Maintenant, dans la salle de la touba, les agents, tremblants de la colère de Koupriane, sont entassés. Le maître de la police laisse éclater sa fureur et les traite comme les derniers et les plus infâmes des animaux de la création. La capture de Natacha ne saurait le calmer. Il avait trop espéré et la stupidité de ses hommes lui a fait perdre tout son sang-froid. S’il avait eu un fouet sous la main, il se serait soulagé avec plus de facilité. Natacha, debout, dans un coin, le visage singulièrement calme, regarde cette extraordinaire scène de ménagerie où le dompteur lui-même semble être changé en bête fauve. Dans un autre coin, Rouletabille fixe Natacha qui ne semble point s’apercevoir de sa présence… Ah ! cette figure fermée pour tous !… pour tous !… même pour lui qui avait cru lire, naguère, sur ses traits, dans ses yeux, des choses invisibles pour les autres vulgaires hommes… figure impassible de cette fille dont on avait tenté, quelques heures auparavant, d’assassiner le père et qui venait de serrer la main de Priemkof, l’assassin !… Un moment elle tourna la tête légèrement du côté de Rouletabille. Le reporter tendit alors son visage ardent vers elle, la brûla de ses yeux qui lui disaient : « N’est-ce pas, Natacha, que tu n’es pas la complice des assassins de ton père ? N’est-ce pas, Natacha, que ce n’est pas toi qui as versé le poison ?…

Mais le regard de Natacha tourna sans rencontrer celui de Rouletabille. Ah ! ce masque mystérieux et froid, cette bouche qui avait, dans le moment, un sourire étrangement amer et impudent, un sourire atroce qui semblait dire au reporter : « Si ce n’est pas moi qui ai versé le poison, c’est donc toi ! »

C’était le masque bien connu des petites filles terribles dont parlait tout à l’heure Koupriane, des petites filles qui lisent et qui viennent, la lecture faite, d’accomplir quelque chose de terrible, quelque chose pour quoi, de temps en temps, on attache une bonne corde au cou de toutes ces petites femelles !

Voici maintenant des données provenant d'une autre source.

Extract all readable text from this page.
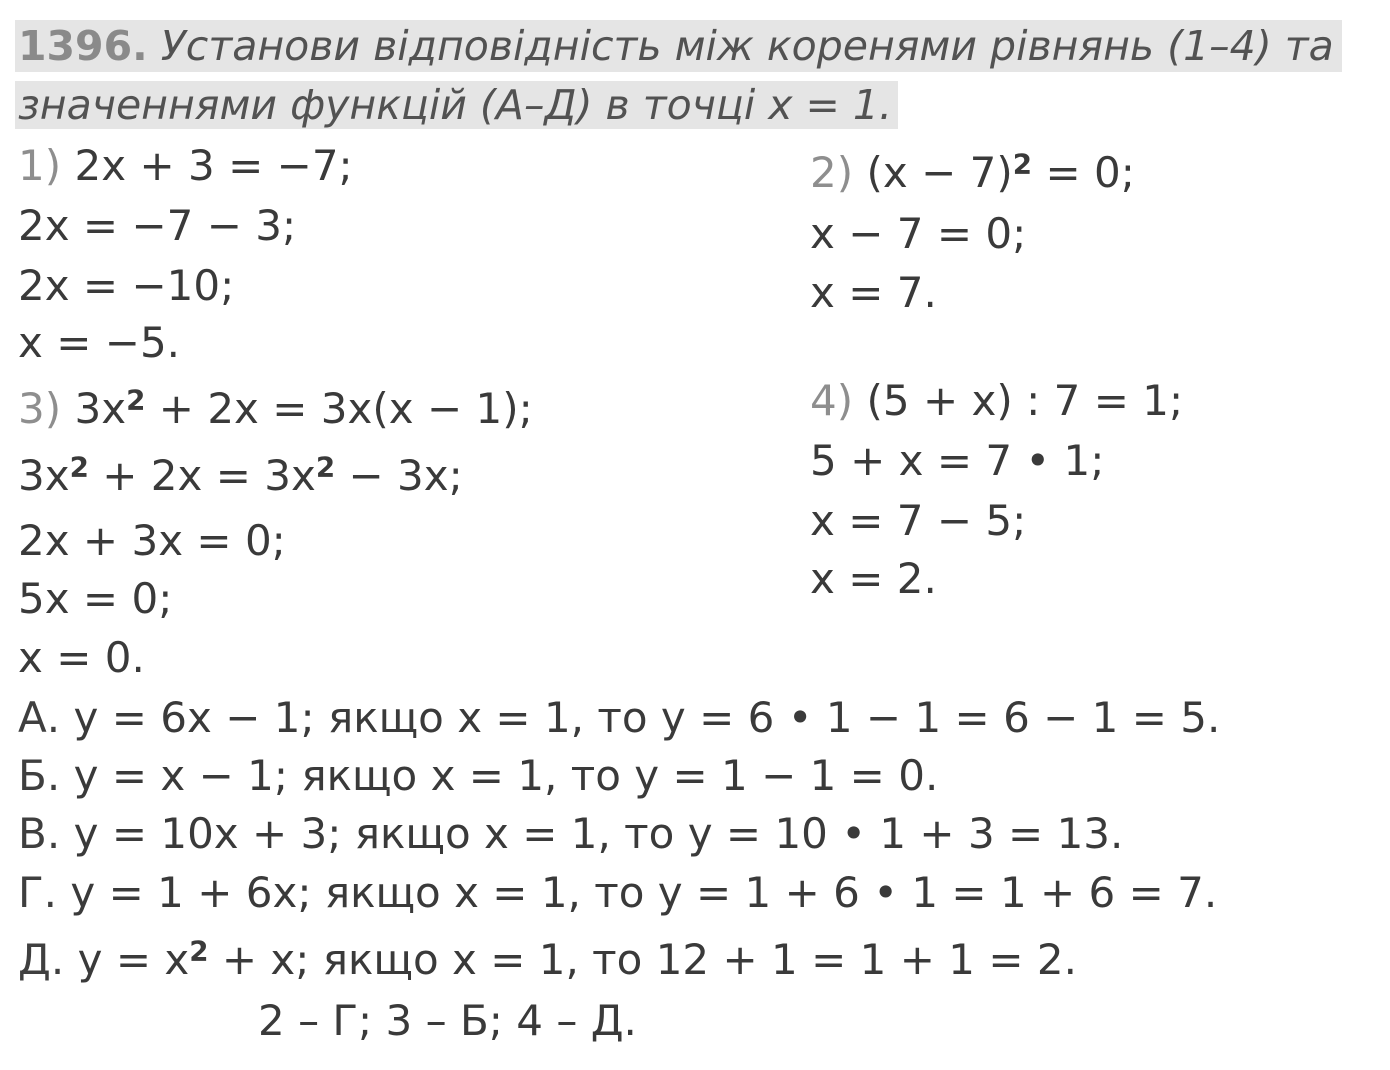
1396. Установи відповідність між коренями рівнянь (1–4) та
значеннями функцій (А–Д) в точці x = 1.
1) 2x + 3 = −7;
2x = −7 − 3;
2x = −10;
x = −5.
3) $3x^2 + 2x = 3x(x - 1)$;
$3x^2 + 2x = 3x^2 - 3x$;
2x + 3x = 0;
5x = 0;
x = 0.
2) $(x - 7)^2 = 0$;
x − 7 = 0;
x = 7.
4) (5 + x) : 7 = 1;
5 + x = 7 • 1;
x = 7 − 5;
x = 2.
А. y = 6x − 1; якщо x = 1, то y = 6 • 1 − 1 = 6 − 1 = 5.
Б. y = x − 1; якщо x = 1, то y = 1 − 1 = 0.
В. y = 10x + 3; якщо x = 1, то y = 10 • 1 + 3 = 13.
Г. y = 1 + 6x; якщо x = 1, то y = 1 + 6 • 1 = 1 + 6 = 7.
Д. $y = x^2 + x$; якщо x = 1, то 12 + 1 = 1 + 1 = 2.
2 – Г; 3 – Б; 4 – Д.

Enfin, Koupriane est au bout de sa bave et fait un signe. Les hommes sortent dans un silence épouvanté. Deux d’entre eux restent pour garder Natacha. On entend dehors le bruit d’une voiture qui vient de Sestroriesk et qui doit certainement conduire la jeune fille aux cachots de Pierre et Paul. Un dernier geste du préfet de police et les mains brutales des deux gardes s’abattent sur les poignets fragiles de la prisonnière. Ils la bousculent, la jettent dehors, en la heurtant aux murailles, passent sur elle la colère qui leur vient des reproches de leur chef. Quelques secondes plus tard la voiture s’éloigne pour ne plus s’arrêter qu’au-dessus des tombes moisies par les eaux du fleuve, et dans lesquelles on descend, avant la mort, les petites filles terribles qui ont trop lu, sans le comprendre peut-être tout à fait, monsieur Kropotkine.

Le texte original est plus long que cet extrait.